Petite comédie horrifique pas si comique que ça avec une Carmen Maura déchaînée. Les références de l’auteur sont multiples sur ce film (Rosemary’s baby, Delicatessen ,Star Wars ….) sans jamais lui faire perdre son originalité. Les locataires de cet immeuble sont vraiment horribles et on est bien content qu’au final ils échouent dans leur plan de rafler l’argent de ce pauvre gagnant du loto qu’ils ont séquestré chez lui pour éviter qu’il place son argent. Un film très distrayant même s’il y a quelques pertes de rythme par moments . Décidément De La Iglesia est un metteur en scène très prometteur du film de genre.

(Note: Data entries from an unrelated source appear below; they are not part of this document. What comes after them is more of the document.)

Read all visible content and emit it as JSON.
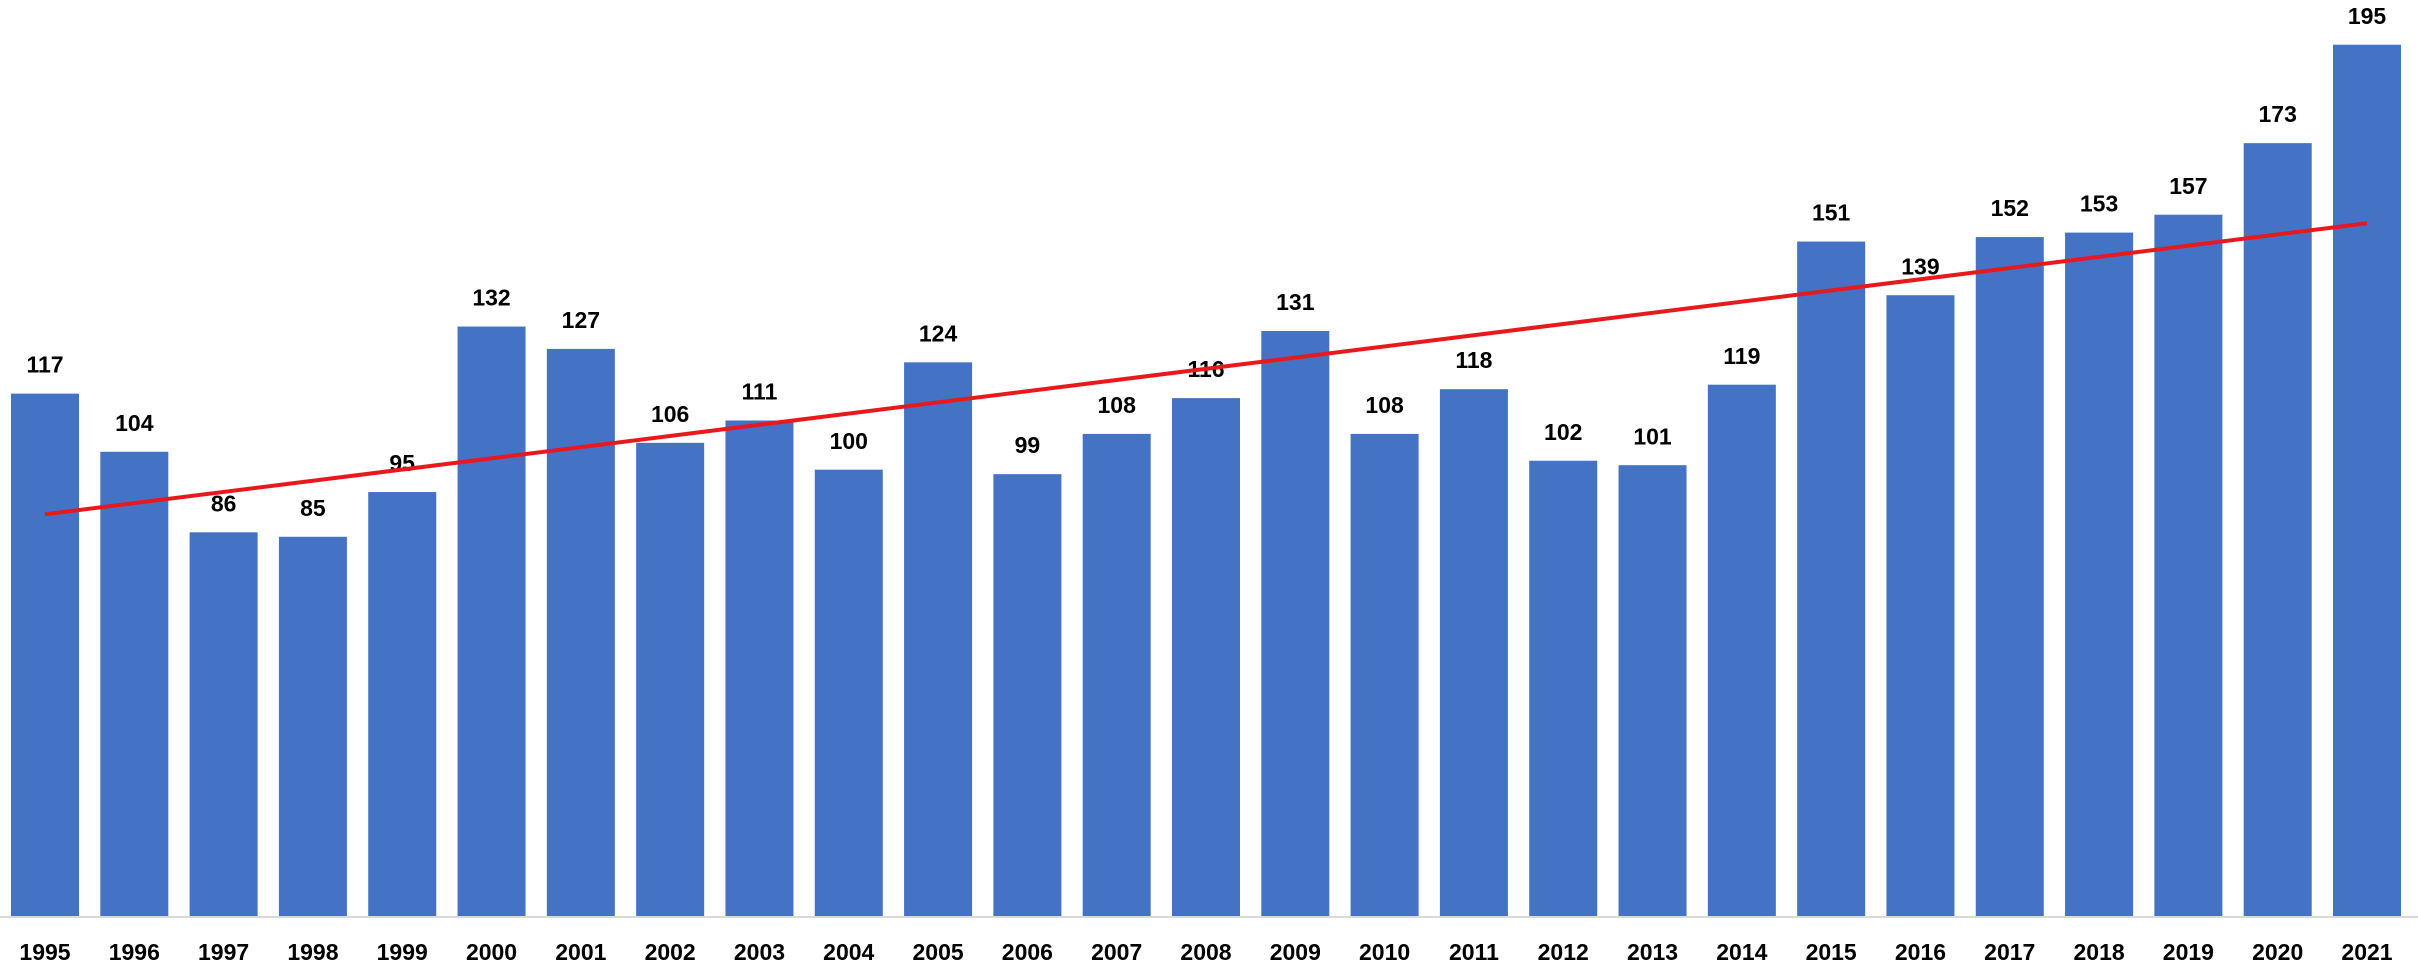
{
  "chart_data": {
    "type": "bar",
    "categories": [
      "1995",
      "1996",
      "1997",
      "1998",
      "1999",
      "2000",
      "2001",
      "2002",
      "2003",
      "2004",
      "2005",
      "2006",
      "2007",
      "2008",
      "2009",
      "2010",
      "2011",
      "2012",
      "2013",
      "2014",
      "2015",
      "2016",
      "2017",
      "2018",
      "2019",
      "2020",
      "2021"
    ],
    "values": [
      117,
      104,
      86,
      85,
      95,
      132,
      127,
      106,
      111,
      100,
      124,
      99,
      108,
      116,
      131,
      108,
      118,
      102,
      101,
      119,
      151,
      139,
      152,
      153,
      157,
      173,
      195
    ],
    "color": "#4472c4",
    "ylim": [
      0,
      205
    ],
    "trendline": true,
    "trend_color": "#e8191c"
  }
}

D'habitude peu vernie, l'ambitieuse Julia a enfin touché le gros lot ! Son boulot d'agente immobilière lui permet de squatter un superbe appartement au coeur de Madrid. Et, cerise sur le gâteau, elle découvre chez feu le voisin du-dessus un énorme magot. Que demander de plus ? Sauf qu'il n'est pas si facile de quitter l'immeuble, quand les voisins cupides ont l’œil sur elle... Le générique coloré, faisant du pied à Hitchcock, donne le ton. "La comunidad" est une comédie macabre et grinçante, où personne n'est vraiment à sauver. Julia a peu de scrupules, mais ses voisins sont bien pires qu'elle. Sous leur apparence de communauté qui s'entre-aide, c'est surtout le festival de l'hypocrisie et de l'égoïsme. A part peut-être un voisin handicapé mental, fan de Star Wars (!) et obsédé sexuel (!!). Bref, Àlex de la Iglesia injecte dans son film pas mal d'idées barrées. Et il n'a pas peur des images sanglantes ou violentes. L'ensemble est bien rythmé, et jongle entre des séquences quasi-horrifiques, et d'autres proches de la farce. Outre Hitchcock, on y repère par ailleurs plusieurs clin d'oeil amusants. Des voisins qui s'introduisent plus ou moins discrètement en arrière-plan, évocation de "Rosemary's Baby". Ou un saut entre deux immeubles à la "Matrix", sorti l'année précédente. En "petite" pause de presque 20 ans (!) de Pedro Almodovar, Carmen Maura est par ailleurs convaincante dans le rôle principale. Parvenant à rendre intéressante un personne pourtant antipathique sur le papier.
Un film assez intéréssant et qui ne laisse vraiment pas indifférent. Mais toutefois, l'humour parait trop excessif et ravageur, et le réalisateur en oublie le scénario, assez incompréhensible. Et même si cette impression de délire est volontaire, je trouve qu'il aurait tout de même fallu plus d'étoffe aux personnages. Regardable néanmoins.